“La ley cambia la realidad”: afirmó un ilustre abogado de este país, para referirse que las leyes ayudan a modificar los comportamientos de una ciudadanía. En efecto, esto sucede cuando la normativa habilita cambios de conducta en las personas que conviven en ciertos grupos sociales, tales como la familia o la empresa, una comunidad o un país. No obstante, las transformaciones que pueden generar las leyes tienen límites que están demarcados por la libertad humana, y muy especialmente por los valores individuales.
Así, por ejemplo, cuando en un cantón o provincia se demarcan ciclo vías y se regula su uso, no necesariamente es garantía que serán utilizadas por ciclistas, y mucho menos que la ciudadanía cambiará sus hábitos de traslado. Eso se debe en parte a la geografía del lugar, al clima de esa zona, a la saturación vehicular; pero también a la cultura de sus habitantes, a sus usos, costumbres, creencias y valores.

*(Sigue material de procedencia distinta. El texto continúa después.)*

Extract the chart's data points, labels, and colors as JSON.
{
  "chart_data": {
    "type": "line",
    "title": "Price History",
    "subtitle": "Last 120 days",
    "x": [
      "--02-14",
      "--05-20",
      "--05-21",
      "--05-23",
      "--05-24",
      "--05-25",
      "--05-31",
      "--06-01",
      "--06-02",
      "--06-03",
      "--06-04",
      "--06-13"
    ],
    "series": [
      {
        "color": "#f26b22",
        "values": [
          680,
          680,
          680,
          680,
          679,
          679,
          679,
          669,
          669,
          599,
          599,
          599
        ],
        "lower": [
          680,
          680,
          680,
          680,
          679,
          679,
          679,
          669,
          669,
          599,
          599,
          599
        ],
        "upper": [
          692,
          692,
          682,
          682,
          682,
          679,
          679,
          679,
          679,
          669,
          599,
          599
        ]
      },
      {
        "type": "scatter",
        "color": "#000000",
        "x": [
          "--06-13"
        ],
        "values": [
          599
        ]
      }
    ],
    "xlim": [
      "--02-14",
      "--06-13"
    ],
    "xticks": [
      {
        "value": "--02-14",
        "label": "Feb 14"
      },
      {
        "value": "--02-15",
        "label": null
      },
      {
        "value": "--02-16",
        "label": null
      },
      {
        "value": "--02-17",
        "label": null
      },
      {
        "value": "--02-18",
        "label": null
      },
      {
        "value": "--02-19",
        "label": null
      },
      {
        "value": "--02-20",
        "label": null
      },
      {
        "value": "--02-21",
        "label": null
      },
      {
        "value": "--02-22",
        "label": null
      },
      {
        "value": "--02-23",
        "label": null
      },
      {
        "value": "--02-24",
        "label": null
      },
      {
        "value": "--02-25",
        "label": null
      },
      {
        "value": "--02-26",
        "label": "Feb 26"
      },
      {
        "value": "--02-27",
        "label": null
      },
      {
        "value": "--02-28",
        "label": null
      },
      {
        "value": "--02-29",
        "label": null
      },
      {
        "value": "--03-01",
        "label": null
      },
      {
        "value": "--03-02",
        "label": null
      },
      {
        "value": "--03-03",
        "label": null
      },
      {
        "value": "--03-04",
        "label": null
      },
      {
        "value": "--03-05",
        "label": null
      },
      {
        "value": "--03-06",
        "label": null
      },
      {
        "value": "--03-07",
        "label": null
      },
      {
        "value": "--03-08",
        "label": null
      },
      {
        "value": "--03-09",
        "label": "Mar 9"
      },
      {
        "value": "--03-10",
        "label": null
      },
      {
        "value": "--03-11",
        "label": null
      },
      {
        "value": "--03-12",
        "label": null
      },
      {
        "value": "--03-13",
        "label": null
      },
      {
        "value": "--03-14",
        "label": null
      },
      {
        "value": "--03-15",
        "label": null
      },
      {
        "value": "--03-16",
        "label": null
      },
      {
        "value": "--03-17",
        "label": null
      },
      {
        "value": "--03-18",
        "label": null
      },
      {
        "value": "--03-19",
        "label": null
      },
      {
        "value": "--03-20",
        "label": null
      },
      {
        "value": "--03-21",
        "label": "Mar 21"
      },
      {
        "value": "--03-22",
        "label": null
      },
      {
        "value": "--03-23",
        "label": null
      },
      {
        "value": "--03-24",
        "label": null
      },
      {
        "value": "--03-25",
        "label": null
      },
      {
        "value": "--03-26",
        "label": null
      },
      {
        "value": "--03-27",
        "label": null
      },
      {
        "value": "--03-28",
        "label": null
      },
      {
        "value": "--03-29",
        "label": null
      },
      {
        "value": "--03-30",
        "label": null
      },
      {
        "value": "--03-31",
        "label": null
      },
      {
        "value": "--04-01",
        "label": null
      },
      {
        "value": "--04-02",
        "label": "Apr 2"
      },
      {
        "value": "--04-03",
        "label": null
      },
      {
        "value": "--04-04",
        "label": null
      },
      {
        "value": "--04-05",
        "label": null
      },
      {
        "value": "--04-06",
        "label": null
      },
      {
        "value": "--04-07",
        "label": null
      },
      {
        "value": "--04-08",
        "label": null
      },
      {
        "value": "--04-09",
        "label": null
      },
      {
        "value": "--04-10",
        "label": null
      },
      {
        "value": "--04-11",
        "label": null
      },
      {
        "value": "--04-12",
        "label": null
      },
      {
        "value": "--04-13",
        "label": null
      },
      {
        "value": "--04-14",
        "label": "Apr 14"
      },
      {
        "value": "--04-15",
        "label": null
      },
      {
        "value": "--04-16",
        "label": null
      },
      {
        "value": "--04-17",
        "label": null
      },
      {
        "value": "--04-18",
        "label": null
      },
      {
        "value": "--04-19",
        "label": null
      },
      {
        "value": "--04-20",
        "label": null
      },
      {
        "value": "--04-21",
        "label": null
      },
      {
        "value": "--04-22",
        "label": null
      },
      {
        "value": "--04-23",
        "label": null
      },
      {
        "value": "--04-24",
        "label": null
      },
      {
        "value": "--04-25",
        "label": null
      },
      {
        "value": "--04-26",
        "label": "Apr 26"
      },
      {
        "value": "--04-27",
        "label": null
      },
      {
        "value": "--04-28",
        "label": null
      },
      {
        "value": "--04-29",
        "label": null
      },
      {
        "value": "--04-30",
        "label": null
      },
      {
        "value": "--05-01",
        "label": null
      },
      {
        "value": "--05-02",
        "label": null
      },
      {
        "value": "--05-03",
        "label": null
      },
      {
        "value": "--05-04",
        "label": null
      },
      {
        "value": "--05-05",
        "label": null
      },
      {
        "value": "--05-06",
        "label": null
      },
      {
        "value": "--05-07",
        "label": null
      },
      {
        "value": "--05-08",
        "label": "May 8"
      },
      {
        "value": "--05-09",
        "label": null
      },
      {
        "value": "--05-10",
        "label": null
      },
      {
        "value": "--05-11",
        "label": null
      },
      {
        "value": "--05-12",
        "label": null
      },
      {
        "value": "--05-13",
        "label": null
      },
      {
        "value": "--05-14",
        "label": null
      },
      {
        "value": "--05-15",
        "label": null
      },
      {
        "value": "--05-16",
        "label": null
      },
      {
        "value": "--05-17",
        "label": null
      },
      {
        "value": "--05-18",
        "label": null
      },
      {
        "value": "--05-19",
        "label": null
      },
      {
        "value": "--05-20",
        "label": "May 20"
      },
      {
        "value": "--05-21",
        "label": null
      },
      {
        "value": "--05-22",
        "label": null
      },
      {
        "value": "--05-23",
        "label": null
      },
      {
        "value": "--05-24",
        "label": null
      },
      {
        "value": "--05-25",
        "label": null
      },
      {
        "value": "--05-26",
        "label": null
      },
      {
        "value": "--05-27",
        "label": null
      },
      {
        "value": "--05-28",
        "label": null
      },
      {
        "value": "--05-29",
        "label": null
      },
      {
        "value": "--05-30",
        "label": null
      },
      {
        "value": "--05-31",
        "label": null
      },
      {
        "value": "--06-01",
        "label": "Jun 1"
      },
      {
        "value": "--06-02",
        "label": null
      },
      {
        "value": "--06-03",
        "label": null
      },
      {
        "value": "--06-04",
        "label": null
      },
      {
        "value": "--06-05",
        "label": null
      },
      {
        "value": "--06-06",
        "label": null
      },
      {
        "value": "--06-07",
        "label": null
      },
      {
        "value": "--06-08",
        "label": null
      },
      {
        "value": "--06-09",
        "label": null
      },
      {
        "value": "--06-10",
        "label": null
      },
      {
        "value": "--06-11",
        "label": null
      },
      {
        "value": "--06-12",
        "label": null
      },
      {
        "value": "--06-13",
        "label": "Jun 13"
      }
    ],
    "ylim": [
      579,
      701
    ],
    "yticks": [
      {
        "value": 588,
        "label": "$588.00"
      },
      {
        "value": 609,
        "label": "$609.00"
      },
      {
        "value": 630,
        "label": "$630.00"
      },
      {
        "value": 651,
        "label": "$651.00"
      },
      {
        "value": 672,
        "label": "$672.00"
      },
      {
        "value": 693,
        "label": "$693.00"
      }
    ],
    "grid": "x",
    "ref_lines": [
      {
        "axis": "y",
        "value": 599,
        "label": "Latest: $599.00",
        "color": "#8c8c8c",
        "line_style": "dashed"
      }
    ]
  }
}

De manera análoga puede explicarse el comportamiento dentro de una organización. Aunque se emitan códigos de conducta y se regulen ciertos comportamientos, no es garantía de que sus trabajadores actuarán de acuerdo con esos valores. Paradójicamente, esa brecha entre los principios corporativos y los de los colaboradores son los que definen la eficiencia de las normas.
Intereses particulares vs bien común. A todo esto se puede añadir un grado de dificultad: el interés demagógico de quienes gobiernan. El deseo de complacer tendencias o modas del momento prevalece sobre la búsqueda genuina del bien de las personas. Por ejemplo, cuando promover una ciclo vía obedece a la conquista de votantes, pese a que se genere mayor caos vial. O cuando en una organización, publicitar valores tales como el respeto a la ecología, obedece exclusivamente a mejorar la imagen reputacional, pero no al afán de mejorar el medio ambiente.
Vistos estos ejemplos integralmente, amerita cuestionar la existencia o no de normas que promuevan incentivos fiscales para impulsar la compra de bicicletas, así como esperar que corruptas actúen rectamente por emprender campañas contra el soborno y el acoso.
En resumen, la ley puede ayudar a organizar ciertas actividades sociales, pero no siempre a crear un cambio auténtico en las personas. Quienes gobiernan ciudades y corporaciones deberían entonces cuestionarse si es más bien la realidad la que debería cambiar las leyes: “primero la vida y después la norma”.